The bank was a solid square of Nebraska limestone, great windowed with deep blond sills and brass handles on the doors. The high ceiling was of ornate, white, pressed tin set off by thick crown moldings and a center medallion of sheaves of wheat. In the summer great fans turned the sluggish air, and the velvet-roped lanes and spittoons, the pink and gray mica-flecked granite countertops, and the teller’s cages seemed caught in a dim hush of order while outside the noise of the town continued, erratic. The relationship between the getting of money, a scrabbling and disorderly business, contrasted with the storing of money, an enterprise based on the satisfactory premise that human effort, struggle, even time itself, could be quantified, counted, stacked neatly away in a safe.

Outside, on the day Miss DeWitt walked swiftly into town, the streets seemed unusually quiet and orderly. Even the bum sleeping against the side of the young elm had his arms neatly folded, and the one automobile parked, idling, was an elegant car of the sort — well, yes — she thought, oddly, that a bishop would use.
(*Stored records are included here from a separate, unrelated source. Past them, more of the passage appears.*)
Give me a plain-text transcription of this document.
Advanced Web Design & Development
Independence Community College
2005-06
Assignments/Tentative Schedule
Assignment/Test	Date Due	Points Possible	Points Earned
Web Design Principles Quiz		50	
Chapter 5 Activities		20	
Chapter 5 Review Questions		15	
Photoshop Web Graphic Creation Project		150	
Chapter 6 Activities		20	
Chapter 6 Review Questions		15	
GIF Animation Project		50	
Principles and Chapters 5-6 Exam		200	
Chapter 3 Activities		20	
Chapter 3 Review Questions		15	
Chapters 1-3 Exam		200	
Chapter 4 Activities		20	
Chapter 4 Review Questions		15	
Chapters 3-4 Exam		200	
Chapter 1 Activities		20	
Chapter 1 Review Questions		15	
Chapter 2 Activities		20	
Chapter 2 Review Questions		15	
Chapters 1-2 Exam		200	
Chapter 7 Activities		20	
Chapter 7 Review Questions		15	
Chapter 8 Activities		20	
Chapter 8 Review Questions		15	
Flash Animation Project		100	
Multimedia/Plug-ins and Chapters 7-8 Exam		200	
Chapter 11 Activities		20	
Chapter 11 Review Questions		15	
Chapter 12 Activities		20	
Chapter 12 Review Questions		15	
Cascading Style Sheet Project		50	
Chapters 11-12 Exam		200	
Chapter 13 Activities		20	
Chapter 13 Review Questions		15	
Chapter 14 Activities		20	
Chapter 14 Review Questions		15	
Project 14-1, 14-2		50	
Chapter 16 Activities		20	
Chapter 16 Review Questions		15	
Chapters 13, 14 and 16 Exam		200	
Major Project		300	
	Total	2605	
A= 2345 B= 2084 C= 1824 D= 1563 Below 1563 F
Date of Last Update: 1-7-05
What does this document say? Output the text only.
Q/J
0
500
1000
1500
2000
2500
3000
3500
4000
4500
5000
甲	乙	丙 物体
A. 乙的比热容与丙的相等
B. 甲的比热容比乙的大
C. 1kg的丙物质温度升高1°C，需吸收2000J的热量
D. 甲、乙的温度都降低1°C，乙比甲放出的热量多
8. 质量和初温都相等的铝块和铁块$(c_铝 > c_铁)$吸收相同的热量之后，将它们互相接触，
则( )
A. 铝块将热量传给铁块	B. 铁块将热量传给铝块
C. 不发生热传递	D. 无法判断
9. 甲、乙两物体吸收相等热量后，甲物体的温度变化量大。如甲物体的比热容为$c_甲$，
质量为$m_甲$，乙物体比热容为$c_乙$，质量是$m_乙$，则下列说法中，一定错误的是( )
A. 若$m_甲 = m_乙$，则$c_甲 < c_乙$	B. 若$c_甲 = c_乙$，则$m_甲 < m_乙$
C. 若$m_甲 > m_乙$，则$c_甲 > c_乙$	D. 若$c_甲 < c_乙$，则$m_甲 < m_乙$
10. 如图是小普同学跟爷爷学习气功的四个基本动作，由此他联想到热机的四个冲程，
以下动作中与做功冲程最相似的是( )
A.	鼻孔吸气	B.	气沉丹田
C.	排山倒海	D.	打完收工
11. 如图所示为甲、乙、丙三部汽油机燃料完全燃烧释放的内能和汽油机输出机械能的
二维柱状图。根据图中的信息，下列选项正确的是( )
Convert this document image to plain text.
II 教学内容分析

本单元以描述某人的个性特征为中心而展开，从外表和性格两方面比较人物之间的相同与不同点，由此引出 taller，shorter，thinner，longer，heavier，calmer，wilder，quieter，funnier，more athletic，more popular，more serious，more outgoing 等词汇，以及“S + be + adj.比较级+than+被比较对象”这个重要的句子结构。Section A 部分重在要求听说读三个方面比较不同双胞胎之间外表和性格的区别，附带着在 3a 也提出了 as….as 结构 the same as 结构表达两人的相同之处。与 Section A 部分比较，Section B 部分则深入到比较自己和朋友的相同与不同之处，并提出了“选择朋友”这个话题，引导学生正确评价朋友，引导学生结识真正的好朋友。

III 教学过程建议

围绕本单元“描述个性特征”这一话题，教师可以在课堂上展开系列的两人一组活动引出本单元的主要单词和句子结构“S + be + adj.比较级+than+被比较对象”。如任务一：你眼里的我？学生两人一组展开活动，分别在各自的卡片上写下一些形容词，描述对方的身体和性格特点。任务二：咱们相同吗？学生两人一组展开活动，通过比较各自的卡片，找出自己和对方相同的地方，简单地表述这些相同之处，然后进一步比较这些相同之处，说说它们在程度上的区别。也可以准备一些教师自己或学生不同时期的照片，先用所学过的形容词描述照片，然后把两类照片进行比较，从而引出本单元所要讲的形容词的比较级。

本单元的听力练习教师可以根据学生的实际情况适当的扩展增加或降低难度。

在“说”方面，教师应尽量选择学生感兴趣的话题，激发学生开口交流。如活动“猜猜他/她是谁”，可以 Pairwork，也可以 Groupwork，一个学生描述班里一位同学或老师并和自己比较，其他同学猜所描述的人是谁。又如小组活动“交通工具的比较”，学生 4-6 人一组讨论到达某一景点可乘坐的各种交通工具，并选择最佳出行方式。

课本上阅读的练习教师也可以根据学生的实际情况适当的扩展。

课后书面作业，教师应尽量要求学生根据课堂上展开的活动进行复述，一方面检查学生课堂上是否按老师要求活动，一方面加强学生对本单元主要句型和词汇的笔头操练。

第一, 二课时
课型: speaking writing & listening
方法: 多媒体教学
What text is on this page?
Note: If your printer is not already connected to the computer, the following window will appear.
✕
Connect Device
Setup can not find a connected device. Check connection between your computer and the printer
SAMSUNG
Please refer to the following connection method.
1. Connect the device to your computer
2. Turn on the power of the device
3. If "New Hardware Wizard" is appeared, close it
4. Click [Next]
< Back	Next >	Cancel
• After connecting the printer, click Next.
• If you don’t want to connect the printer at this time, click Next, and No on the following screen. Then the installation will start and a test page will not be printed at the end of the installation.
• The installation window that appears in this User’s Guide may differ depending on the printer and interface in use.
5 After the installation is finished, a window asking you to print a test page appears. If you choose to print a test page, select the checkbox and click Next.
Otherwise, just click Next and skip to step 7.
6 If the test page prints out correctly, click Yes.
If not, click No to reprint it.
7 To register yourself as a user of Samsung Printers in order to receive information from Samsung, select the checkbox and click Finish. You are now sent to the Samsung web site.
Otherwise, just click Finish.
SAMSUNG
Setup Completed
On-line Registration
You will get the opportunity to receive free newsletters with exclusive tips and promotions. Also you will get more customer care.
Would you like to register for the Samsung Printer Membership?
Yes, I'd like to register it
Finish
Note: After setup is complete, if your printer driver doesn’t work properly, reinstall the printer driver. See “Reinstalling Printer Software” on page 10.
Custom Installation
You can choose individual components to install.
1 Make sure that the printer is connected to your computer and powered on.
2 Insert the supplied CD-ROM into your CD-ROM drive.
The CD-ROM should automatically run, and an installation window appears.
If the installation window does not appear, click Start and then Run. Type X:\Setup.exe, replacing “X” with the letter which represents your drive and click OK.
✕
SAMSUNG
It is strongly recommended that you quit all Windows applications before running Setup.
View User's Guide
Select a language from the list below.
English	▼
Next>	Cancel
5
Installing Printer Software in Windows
Sure enough who but a priest should remove himself from the back seat kicking to the side his black soutane. With a meek and tentative squint at the bank, through tiny rimless eyeglasses, he made his way up the walk and steps. On the way, he bowed to Miss DeWitt, who followed him respectfully. As they walked together up the roped path in the lobby she said to him, loudly and clearly, in an amused tone of voice, “Sir, why this pretense? You are not a priest!”